Kenya’s lucrative $500 million monthly oil import deal with Gulf states has seen a shakeup, with three Kenyan banks exiting and five new ones joining the consortium handling the financing.
The deal, established in March 2023 to ease dollar shortages and stabilize the foreign exchange market, involves extending credit for petroleum imports from 30 to 180 days. Initially, five Kenyan banks were selected—NCBA, Absa, Co-operative, KCB, and Stanbic—alongside the African Export-Import Bank (Afreximbank).
However, recent disclosures by the Energy and Petroleum Regulatory Authority (Epra) reveal that NCBA, Absa, and Co-operative Banks have opted out. Equity Group, United Bank of Africa, Diamond Trust Bank, I&M Bank, and Pakistan’s MCB Bank have taken their place.

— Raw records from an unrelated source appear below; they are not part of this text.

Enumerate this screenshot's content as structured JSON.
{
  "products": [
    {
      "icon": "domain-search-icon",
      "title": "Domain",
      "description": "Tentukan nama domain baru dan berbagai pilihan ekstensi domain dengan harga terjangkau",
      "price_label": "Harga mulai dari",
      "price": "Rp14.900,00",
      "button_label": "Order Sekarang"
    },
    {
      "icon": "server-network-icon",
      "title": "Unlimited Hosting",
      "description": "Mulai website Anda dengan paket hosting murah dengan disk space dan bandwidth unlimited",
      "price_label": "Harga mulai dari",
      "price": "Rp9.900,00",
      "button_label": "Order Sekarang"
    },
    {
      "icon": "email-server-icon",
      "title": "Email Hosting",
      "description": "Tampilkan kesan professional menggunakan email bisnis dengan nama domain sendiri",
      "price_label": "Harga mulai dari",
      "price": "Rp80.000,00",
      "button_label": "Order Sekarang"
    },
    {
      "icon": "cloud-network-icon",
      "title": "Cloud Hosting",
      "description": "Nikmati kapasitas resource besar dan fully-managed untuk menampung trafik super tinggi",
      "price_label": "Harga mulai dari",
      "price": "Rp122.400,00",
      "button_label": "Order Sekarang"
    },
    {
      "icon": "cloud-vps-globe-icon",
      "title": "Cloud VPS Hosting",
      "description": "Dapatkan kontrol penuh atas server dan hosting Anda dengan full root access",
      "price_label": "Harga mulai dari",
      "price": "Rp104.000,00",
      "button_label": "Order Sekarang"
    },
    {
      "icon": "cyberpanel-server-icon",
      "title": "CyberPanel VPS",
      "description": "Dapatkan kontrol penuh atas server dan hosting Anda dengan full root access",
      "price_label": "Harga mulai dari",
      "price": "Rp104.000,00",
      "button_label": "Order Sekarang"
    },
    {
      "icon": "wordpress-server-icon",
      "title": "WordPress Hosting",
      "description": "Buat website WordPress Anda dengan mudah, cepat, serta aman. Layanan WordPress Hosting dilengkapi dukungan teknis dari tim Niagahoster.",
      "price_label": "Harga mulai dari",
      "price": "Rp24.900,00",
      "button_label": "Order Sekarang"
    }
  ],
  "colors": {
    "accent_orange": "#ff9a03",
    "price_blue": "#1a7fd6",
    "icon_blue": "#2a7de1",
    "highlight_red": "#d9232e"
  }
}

Industry sources suggest the selection wasn’t a guarantee of business. Intense competition among the four oil importers – Gulf Energy, Galana Energies, Asharami Energy, and One Petroleum – may have played a role in the exits.
“Banks simply didn’t get any letters of credit (LCs) from importers,” explained a source familiar with the situation. “Similar to an open tender system, a bank has a better chance if it’s the preferred choice of an importer.”
An LC is essentially a guarantee issued by a bank on behalf of an importer, assuring the supplier of payment. KCB Bank, which remains involved, has already facilitated $3.37 billion worth of fuel imports under the deal since its inception.
KCB Group CEO Paul Russo attributes their success to expertise in oil and gas, a strong trade finance team, and established relationships with international financial institutions.
“Three teams are crucial: oil and gas for building relationships, trade finance for structuring products, and financial institutions for securing credit lines to fulfill client commitments,” Russo explained.
While NCBA and Co-operative banks haven’t commented on their exit, the government is extending the initial nine-month scheme by another year, highlighting its importance in managing Kenya’s foreign exchange reserves. The scheme aims to ease pressure on the Kenyan shilling by postponing the immediate need for dollars to purchase fuel, the country’s largest import.